Aku semakin tidak mengerti. Di depannya serasa mati berdiri. Cahaya wajahnya
meneduhkan. Sorot matanya penuh keagungan. Tutur katanya menyejukkan. Penuh
berisi. Mencuci hati – hati kotor dengan rangkaian kalimat hikmah dari dua
bibir lembutnya. Omong sak omong bergandeng dengan kesungguhan dan kebenaran.
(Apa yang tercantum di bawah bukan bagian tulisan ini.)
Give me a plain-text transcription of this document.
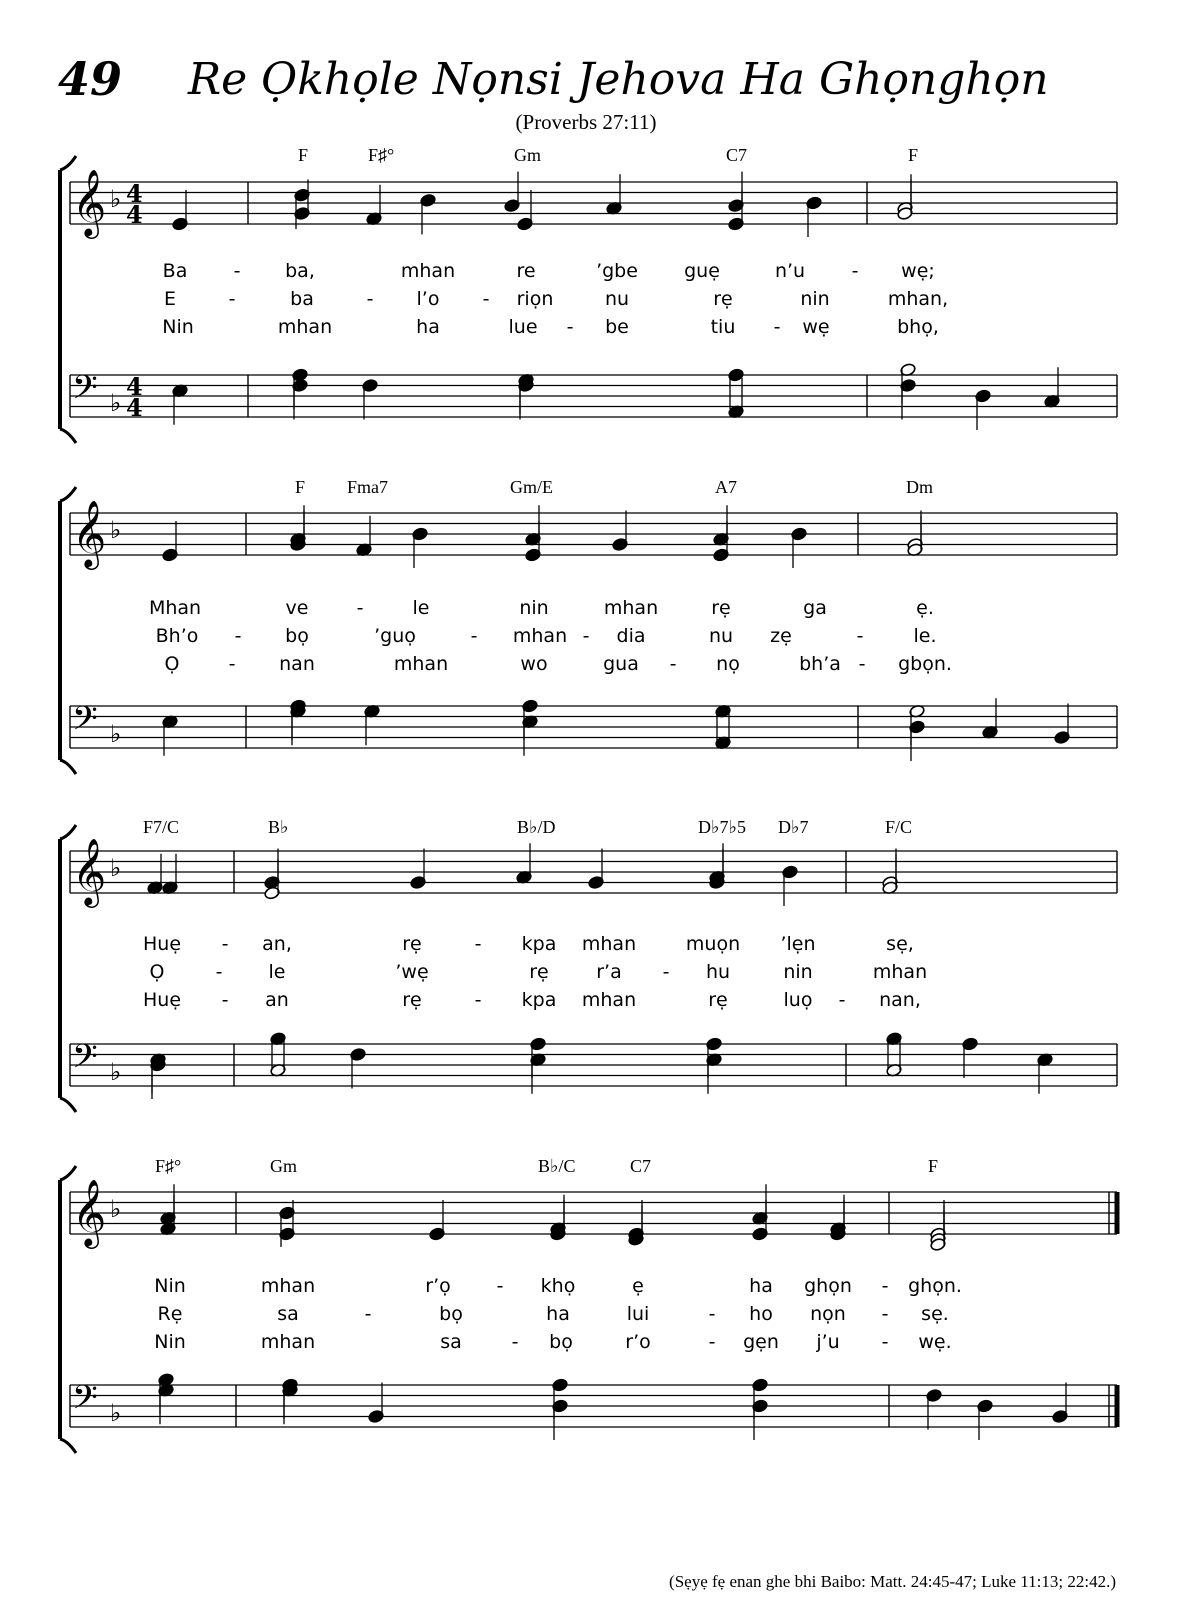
49 Re Ọkhọle Nọnsi Jehova Ha Ghọnghọn
(Proverbs 27:11)
(Sẹyẹ fẹ enan ghe bhi Baibo: Matt. 24:45-47; Luke 11:13; 22:42.)
𝄞 ♭ 4
4
𝄢 ♭
4
4
F	F♯°	Gm	C7	F
Ba - ba,	mhan	re	’gbe guẹ	n’u - wẹ;
E	-	ba	- l’o - riọn	nu	rẹ	nin	mhan,
Nin	mhan	ha	lue - be	tiu - wẹ	bhọ,
𝄞 ♭
𝄢 ♭
F Fma7	Gm/E	A7	Dm
Mhan	ve	-	le	nin	mhan	rẹ	ga	ẹ.
Bh’o - bọ	’guọ	- mhan - dia	nu zẹ	-	le.
Ọ	- nan	mhan	wo	gua - nọ	bh’a - gbọn.
𝄞 ♭
𝄢 ♭
F7/C	B♭	B♭/D	D♭7♭5 D♭7	F/C
Huẹ - an,	rẹ	- kpa mhan	muọn ’lẹn	sẹ,
Ọ	- le	’wẹ	rẹ r’a - hu	nin	mhan
Huẹ - an	rẹ	- kpa mhan	rẹ	luọ - nan,
𝄞 ♭
𝄢 ♭
F♯°	Gm	B♭/C	C7	F
Nin	mhan	r’ọ - khọ	ẹ	ha ghọn - ghọn.
Rẹ	sa	-	bọ	ha	lui	- ho nọn - sẹ.
Nin	mhan	sa	- bọ	r’o	- gẹn j’u - wẹ.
Sejatinya, sudah berulang kali saya mendengar dalil – dalil serupa. Namun di
tangan sesepuh ini semua terasa berbeda. Begitu beryoni dan berisi. Ini
salah satunya;
‘Ketika Jibril datang pada Rosululloh SAW ia berkata, “Hai Muhammad, kemuliaan orang beriman adalah sholat
malamnya. Dan kegagahan orang beriman adalah sikap mandiri dari bantuan orang
lain.” (HR.
Al-Hakim, dihasankan oleh Al Albani, Silsilah Al Ahadits Ash Shahihah no. 831)’
“Apa yang bisa saya
katakan sekarang, kalau ternyata banyak jumlah orang iman tetapi tidak banyak
yang mampu bangun malam. Sholat malam menjadi hal yang asing. Padahal
seharusnya bangun malam adalah gandengannya orang iman. Orang yang mulia.”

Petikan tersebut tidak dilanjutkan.